Extrait d'Une nuit : André et Monique

            Il ne pouvait se résigner à entrer chez lui, à allumer le lustre de la chambre, à tout balancer à Jeannette. Il se voyait le faire - « J’ai un truc à te dire Jeannette » ; elle s’assiérait complètement dans le lit ; « J’ai une maîtresse » ; elle le regarderait avec effroi, avec horreur, elle blêmirait sans rien dire ; il prendrait sa tête dans ses mains et s’effondrerait sur lui-même ; « je suis un misérable ! ». Mais il n’en avait pas la force.

            De rage, il tapa sur son volant, ce qui n’eut pour seul effet de lui faire mal. Et de klaxonner.

            « Oh le con », siffla-t-il entre ses dents. Il attendit, mais aucune lumière ne s’alluma, dans aucun pavillon. Il attendit quelques instants, puis remit le contact, et s’éloigna lentement, en regardant dans son rétroviseur son pavillon crème s’éloigner, puis disparaître à l’angle de la rue endormie, derrière les troènes.

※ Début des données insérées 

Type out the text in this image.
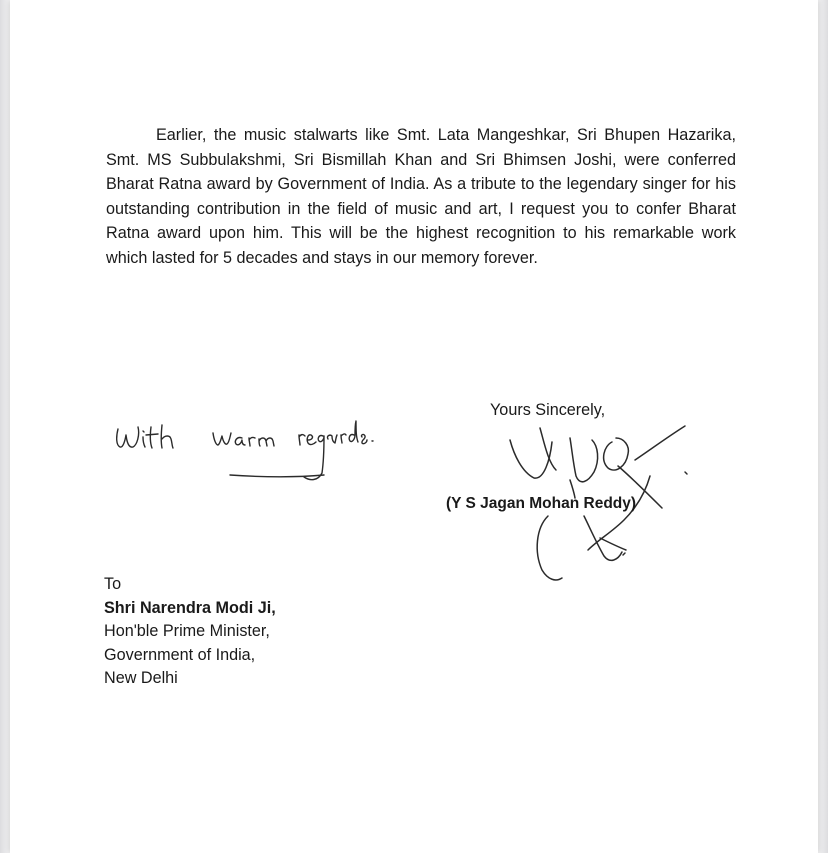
Earlier, the music stalwarts like Smt. Lata Mangeshkar, Sri Bhupen Hazarika, Smt. MS Subbulakshmi, Sri Bismillah Khan and Sri Bhimsen Joshi, were conferred Bharat Ratna award by Government of India. As a tribute to the legendary singer for his outstanding contribution in the field of music and art, I request you to confer Bharat Ratna award upon him. This will be the highest recognition to his remarkable work which lasted for 5 decades and stays in our memory forever.

Yours Sincerely,

(Y S Jagan Mohan Reddy)

To
Shri Narendra Modi Ji,
Hon'ble Prime Minister,
Government of India,
New Delhi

            L’avantage, c’était qu’il n’était attendu nulle part. Pas besoin de décider : il n’avait qu’à rouler, jusqu’au petit matin. Errer comme une âme en peine…

            Ou alors…

            Il reprit la route de Paris.

 

*

 

Les mains cramponnées sur le volant, il jetait alternativement son regard vers la droite et vers la gauche. Une brindille dans un talus, voilà ce qu’était Monique, une brindille. La ville grouillait, fourmis rouges, fourmis noires, creusant galeries et terriers, et il n’était pas possible, dans cet amas vivant, de détecter Monique, les yeux noisette de Monique, l’accent Ch’ti qui revenait quand elle s’emportait – rarement – les tâches de son du nez de Monique, tout cela s’était évaporé, mêlé aux brumes de la ville.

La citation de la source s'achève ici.